Os ventos (e outros contos), de Eudora Welty

Por Pedro Belo Clara 



Nascida no estado do Mississípi, durante a primeira década do século passado, Eudora Welty desenvolveu um trabalho sólido e veramente diversificado, o que lhe valeu a digna integração no restrito lote das mais marcantes personalidades da literatura estadunidense do século XX.

Embora se tenha dedicado de forma mais constante à narrativa breve, de igual modo revelou os seus brilhantes dotes na área do romance e até do ensaio, conquistando em 1973 o Prémio Pulitzer com a obra The Optimist’s Daughter (numa tradução livre, “A Filha do Optimista” – obra que até à data ainda não mereceu uma versão portuguesa).

Os temas em regra propostos pela autora, assim como as suas pessoais abordagens ao processo narrativo, não sofreram grandes flutuações de obra para obra. Tendo por base o cenário que frequentemente imprimia em seus trabalhos, assim como o descrever dos costumes da época, Welty evoca traços que facilmente se encontrarão em autores como John Steinbeck, Carson McCullers, Erskine Caldwell ou Flannery O’Connor, muito por culpa do vincado regionalismo que igualmente os celebrizou. Mesmo assim, e de forma indubitável, Welty trilhou rumos próprios, afirmando não só o seu peculiar génio criativo como a sua preciosa singularidade.

Antes de prosseguirmos, revela-se importante realçar que Os ventos (e outros contos) é uma antologia organizada pela editora portuguesa Antígona, resgatando alguns dos mais emblemáticos contos que autora produziu entre 1941 e 1963 – e que, pela própria, foram coligidos sob outras epígrafes. Ainda assim, o trabalho de selecção e de organização dos mesmos é deveras louvável, uma vez que não só cumpre o objectivo de apresentar, de forma clara e fluida, sem barreiras de maior, o trabalho da autora ao leitor mais curioso, como igualmente consegue compilar a parte mais significativa da obra de Welty.

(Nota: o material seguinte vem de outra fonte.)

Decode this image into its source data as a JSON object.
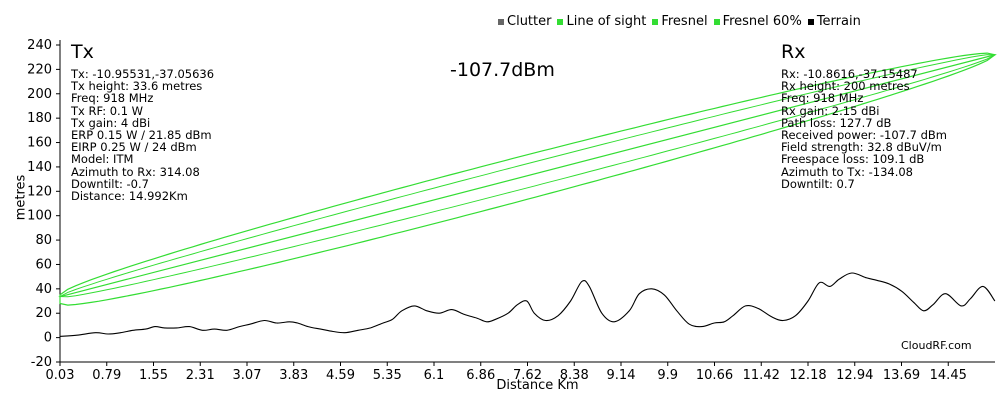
{
  "legend": [
    {
      "label": "Clutter",
      "color": "#666666"
    },
    {
      "label": "Line of sight",
      "color": "#33dd33"
    },
    {
      "label": "Fresnel",
      "color": "#33dd33"
    },
    {
      "label": "Fresnel 60%",
      "color": "#33dd33"
    },
    {
      "label": "Terrain",
      "color": "#000000"
    }
  ],
  "received_power_label": "-107.7dBm",
  "brand": "CloudRF.com",
  "tx": {
    "title": "Tx",
    "lines": [
      "Tx: -10.95531,-37.05636",
      "Tx height: 33.6 metres",
      "Freq: 918 MHz",
      "Tx RF: 0.1 W",
      "Tx gain: 4 dBi",
      "ERP 0.15 W / 21.85 dBm",
      "EIRP 0.25 W / 24 dBm",
      "Model: ITM",
      "Azimuth to Rx: 314.08",
      "Downtilt: -0.7",
      "Distance: 14.992Km"
    ]
  },
  "rx": {
    "title": "Rx",
    "lines": [
      "Rx: -10.8616,-37.15487",
      "Rx height: 200 metres",
      "Freq: 918 MHz",
      "Rx gain: 2.15 dBi",
      "Path loss: 127.7 dB",
      "Received power: -107.7 dBm",
      "Field strength: 32.8 dBuV/m",
      "Freespace loss: 109.1 dB",
      "Azimuth to Tx: -134.08",
      "Downtilt: 0.7"
    ]
  },
  "chart_data": {
    "type": "line",
    "xlabel": "Distance Km",
    "ylabel": "metres",
    "xlim": [
      0.03,
      14.992
    ],
    "ylim": [
      -20,
      240
    ],
    "x_ticks": [
      "0.03",
      "0.79",
      "1.55",
      "2.31",
      "3.07",
      "3.83",
      "4.59",
      "5.35",
      "6.1",
      "6.86",
      "7.62",
      "8.38",
      "9.14",
      "9.9",
      "10.66",
      "11.42",
      "12.18",
      "12.94",
      "13.69",
      "14.45"
    ],
    "y_ticks": [
      -20,
      0,
      20,
      40,
      60,
      80,
      100,
      120,
      140,
      160,
      180,
      200,
      220,
      240
    ],
    "line_of_sight": {
      "start": 33.6,
      "end": 232
    },
    "fresnel": {
      "start_upper": 35,
      "start_lower": 28,
      "max_radius": 16.5,
      "end": 232
    },
    "fresnel_60": {
      "max_radius": 9.9
    },
    "terrain": {
      "x": [
        0.03,
        0.3,
        0.6,
        0.8,
        1.0,
        1.2,
        1.4,
        1.55,
        1.7,
        1.9,
        2.1,
        2.31,
        2.5,
        2.7,
        2.9,
        3.07,
        3.3,
        3.5,
        3.7,
        3.83,
        4.0,
        4.2,
        4.4,
        4.59,
        4.8,
        5.0,
        5.2,
        5.35,
        5.5,
        5.7,
        5.9,
        6.1,
        6.3,
        6.5,
        6.7,
        6.86,
        7.0,
        7.2,
        7.35,
        7.5,
        7.62,
        7.8,
        8.0,
        8.2,
        8.38,
        8.5,
        8.7,
        8.9,
        9.14,
        9.3,
        9.5,
        9.7,
        9.9,
        10.1,
        10.3,
        10.5,
        10.66,
        10.8,
        11.0,
        11.2,
        11.42,
        11.6,
        11.8,
        12.0,
        12.18,
        12.35,
        12.5,
        12.7,
        12.94,
        13.1,
        13.3,
        13.5,
        13.69,
        13.85,
        14.0,
        14.2,
        14.45,
        14.6,
        14.8,
        14.99
      ],
      "y": [
        1,
        2,
        4,
        3,
        4,
        6,
        7,
        9,
        8,
        8,
        9,
        6,
        7,
        6,
        9,
        11,
        14,
        12,
        13,
        12,
        9,
        7,
        5,
        4,
        6,
        8,
        12,
        15,
        22,
        26,
        22,
        20,
        23,
        19,
        16,
        13,
        15,
        20,
        27,
        30,
        20,
        14,
        18,
        30,
        46,
        42,
        20,
        13,
        22,
        36,
        40,
        35,
        22,
        11,
        9,
        12,
        13,
        18,
        26,
        24,
        17,
        14,
        18,
        30,
        45,
        42,
        48,
        53,
        49,
        47,
        44,
        38,
        29,
        22,
        27,
        36,
        26,
        32,
        42,
        30
      ]
    }
  }
}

Acredite, caro leitor, que devido à sua diversidade tal nem sempre é sobejamente alcançado.

Assim, ao longo do livro, tomar-se-á contacto com o universo de uma observadora nata, em especial com um realismo que facilmente extrapola as suas próprias fronteiras. De situações quotidianas banais retiram-se profundos sentidos, pois em todas elas se estampa a fina marca do Homem e sua condição, comum a todos nós – independentemente dos credos, géneros, cores, origens ou estatutos sociais. 

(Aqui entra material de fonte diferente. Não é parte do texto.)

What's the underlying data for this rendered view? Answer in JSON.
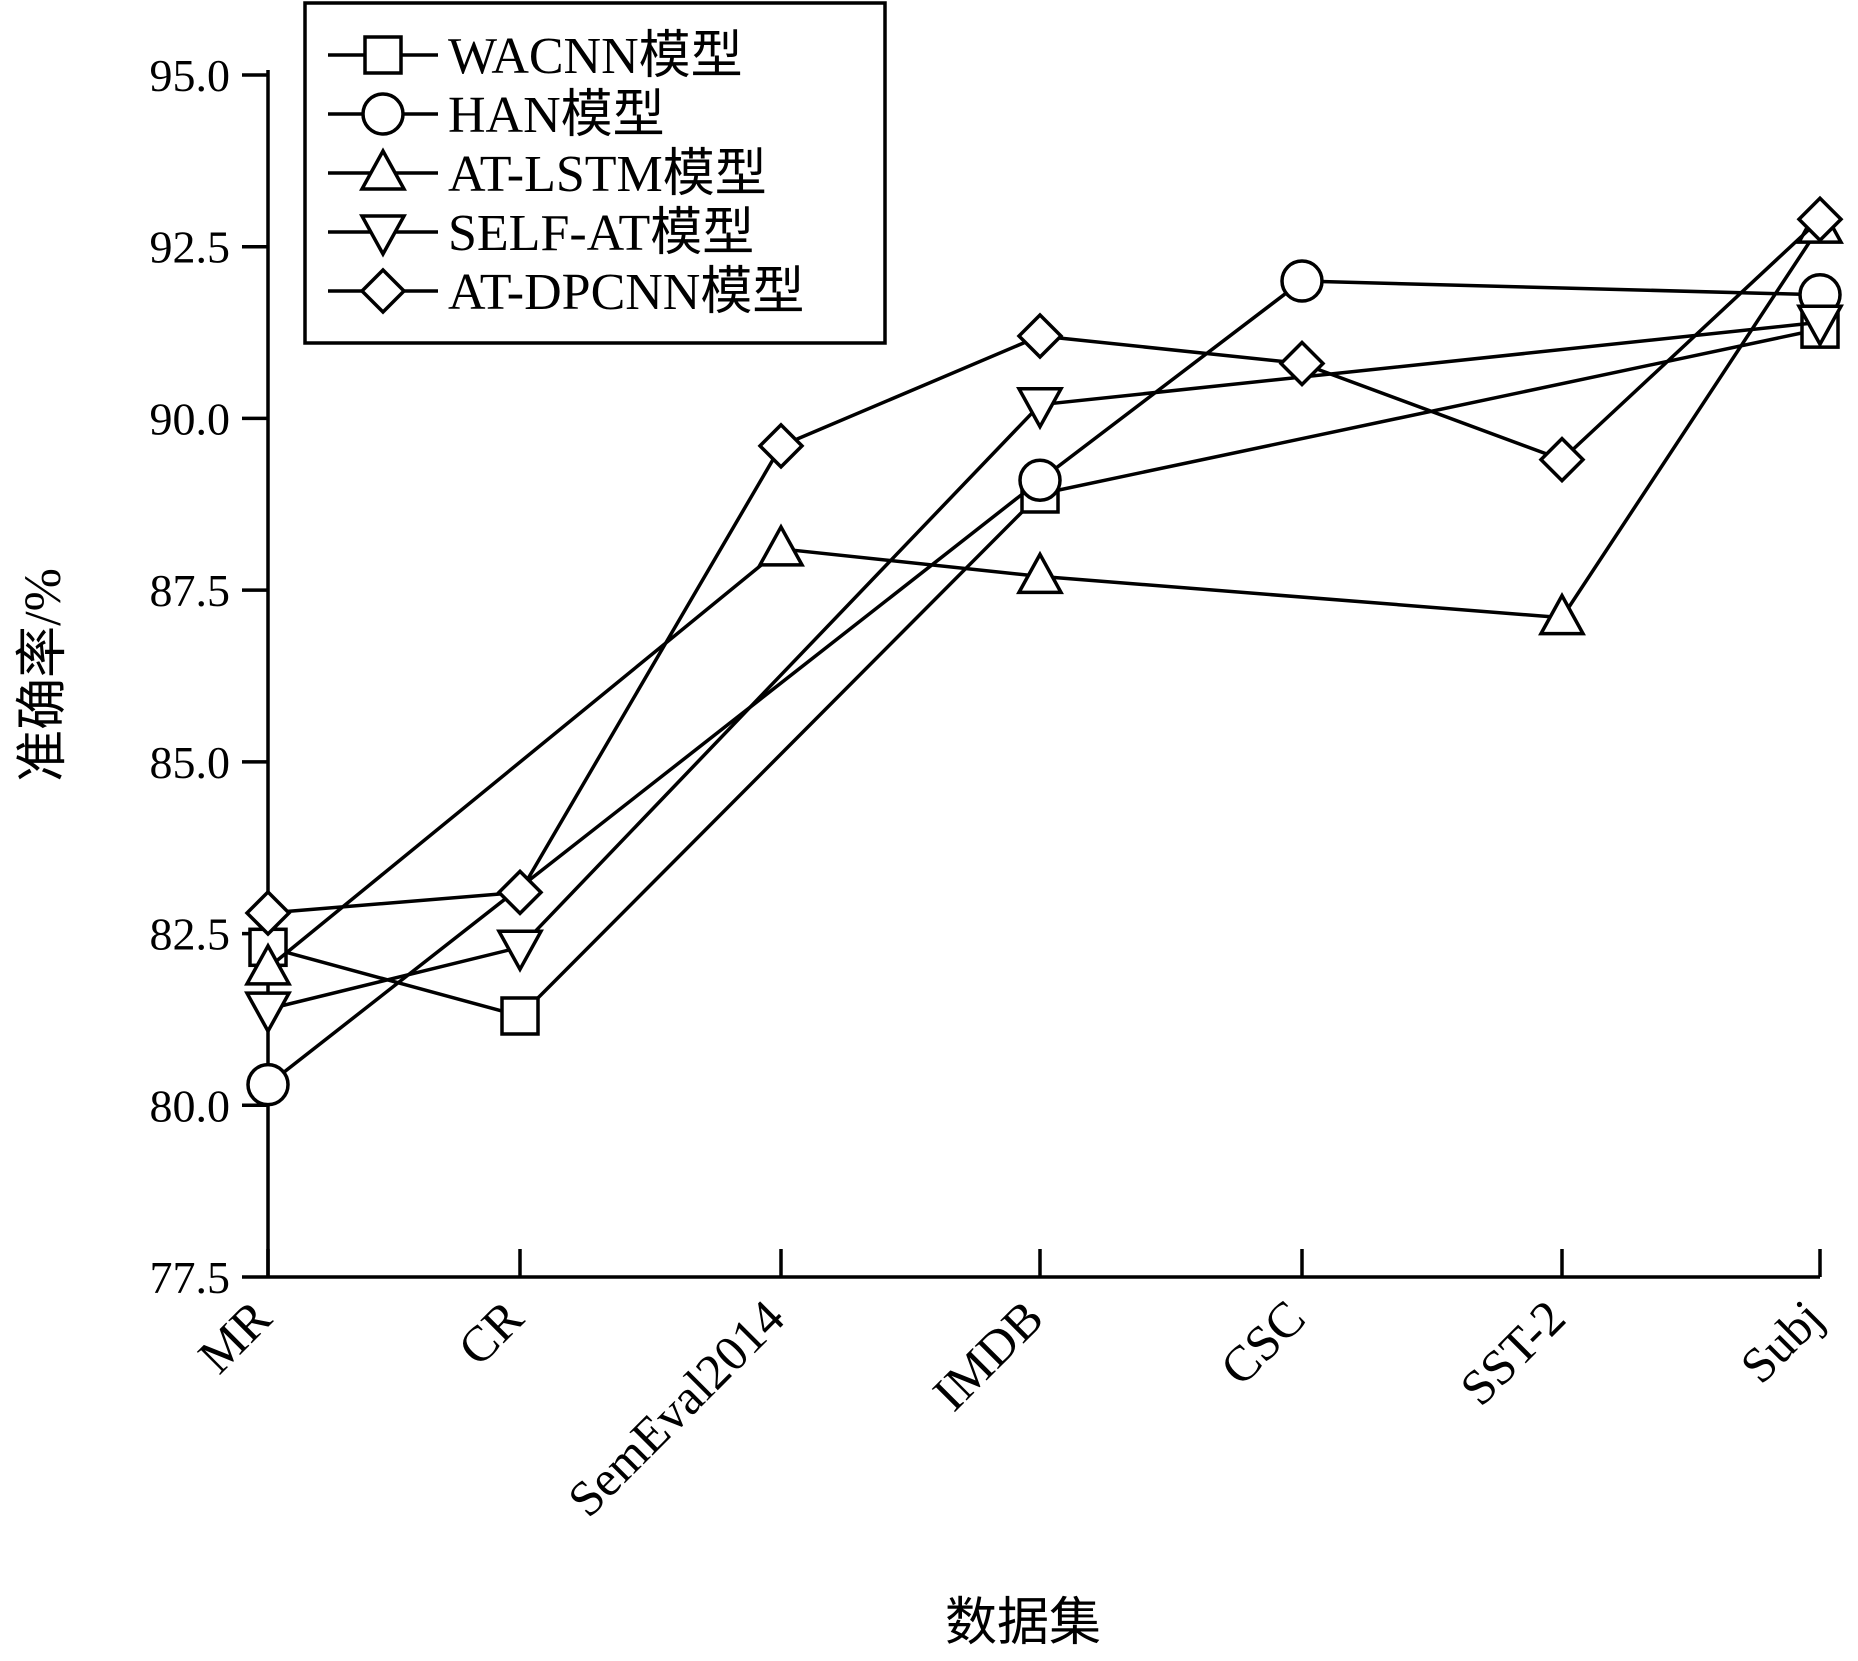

Adoptando ora um discurso levemente irónico e humorista, sem nunca se despojar da devida elegância, ora marcadamente poético, qual inspirada criadora de cativantes atmosferas, Welty pinta retratos fiéis das realidades de sua época, comportamentos e mentalidades, impregnados de preocupações sociais e raciais (não se olvidem as incidências da turbulenta época que testemunhou em seu país). 

Através de tudo isto, de forma clara e aberta, revela a sua grande paixão e curiosidade pelo género humano e suas intrincadas peculiaridades de carácter, assim como as nuances que mais sobressaem das relações interpessoais. A isto somente acresce as diferentes abordagens que os contos integrantes são alvo, denunciando não só a sua extensa criatividade como a evolução artística da própria autora.

Para muitos notáveis da literatura, e não esqueçamos que William Faulkner foi um dos mais fiéis apoiantes e admiradores desta engenhosa escritora, o Nobel seria um justo reconhecimento pelo valor do seu trabalho. Provavelmente, Welty pagou o preço de ser uma mulher de grande coragem e talento numa sociedade marcadamente masculina e (ainda) preconceituosa. 

Seja como for, a obra da autora que nos deixou em 2001, de cariz literário e fotográfico (mais um dos seus admiráveis talentos), é o legado que permaneceu com o lento contar dos anos e que por si mesmo se defende e justifica, rejeitando toda e qualquer salvação ou denúncia. Mas, a haver alguém com o estrito direito de julgar, que seja, então, o seu leitor mais dedicado.


* Este texto aparece pela primeira vez no extinto site Amanhã ou depois e foi revisado pelo autor para reapresentação aqui.